回想當初剛進海順公司的時候,心裡是多麼的興奮啊!當時海順公司只聘三個人,但前來應聘者卻多達上百人,她就是在那種多少有些令人望而生畏的陣勢中最終勝出,成為了本市頭號企業的一名員工。方勝男也參與了那次應聘,但在第三輪測試中就被淘汰出局。接到聘書的那一天,田芬覺得自己很幸運,同時也為方勝男感到難過。但在今天想起來,當時所感到的幸與不幸,不過是一種懵懵懂懂的理解罷了。

報到上班的頭一天,她便使出了所有的精力,認真對待每一項工作。
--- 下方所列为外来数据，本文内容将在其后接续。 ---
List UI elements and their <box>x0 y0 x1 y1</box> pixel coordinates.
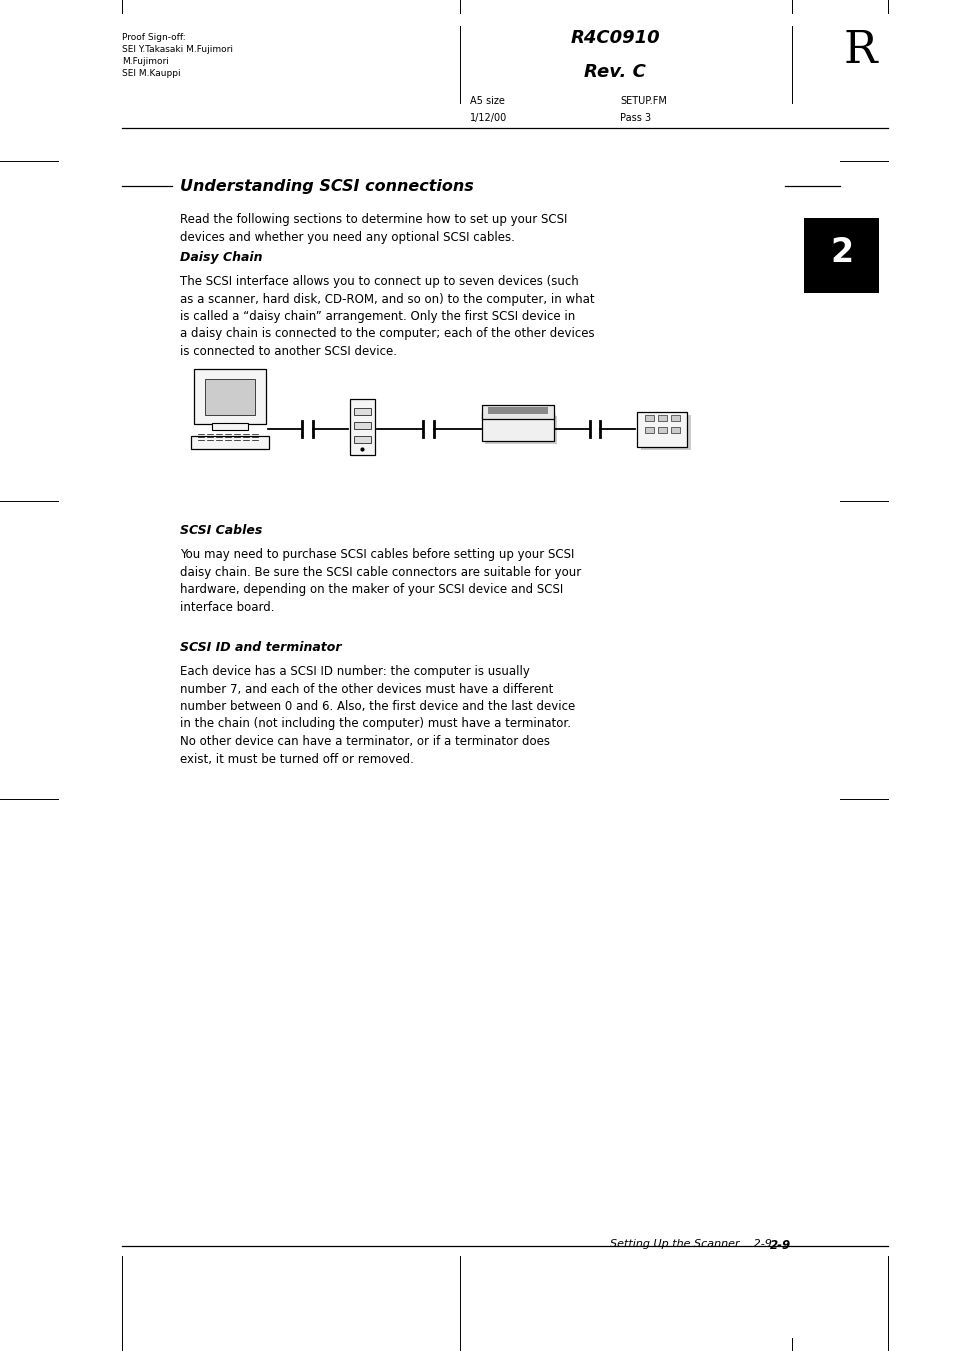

認真記賬,仔細核對,頭一天的工作決不拖到第二天,哪怕加班加點廢寢忘食也要將自己經手的所有賬目和所有單據歸理得清清楚楚整整齊齊,不出丁點的差錯,在企業內部每年一度的抽查考核中,連續位於前茅。出色的表現使公司領導對她刮目相看,兩年之後便被提拔為部門協辦,只要部門經理出公差或有事請假,她這個協辦則可全權代理部門經理的職責,打理所有的事物。當然,能讓她接觸到的都是規規矩矩的來料加工的那一部分,與歪門邪道有關的一點都不會讓她看到。但是後來,無意之中她卻發現了一個天大的秘密。

一天晚間,她像以往那樣因為白天的賬目沒處理完,自己悄悄地留在寫字間加班,幹了有一半的時候,覺得眼睛有點累,便閉上雙眼輕輕地揉一揉。本想做做眼保健操的,但想起包裡有一部中午在街上從一個新疆人手裡買來的望遠鏡,便掏出來舉到眼前遠遠近近地亂看起來。正著看,遠處的物體拉到了眼前,似乎伸手可觸;反著看,則將近處的東西一下推出了很遠,彷彿遙不可及,總之挺好玩。她的性格從小就有點男性化,別的女孩子對布娃娃、髮卡和花頭繩一類的東西感興趣,她卻喜歡跟男孩子一起玩彈弓、玩木槍還有騎馬打仗。大人小孩都稱她假小子。

看著看著覺得室內空間狹小,不過癮,於是走過幾步對準了窗外。買的時候那人對她說,這是前蘇聯的高倍軍事望遠鏡,有夜視功能,她還將信將疑,沒想到鏡頭一旦對準了黑色的夜晚還真的看了個清清楚楚。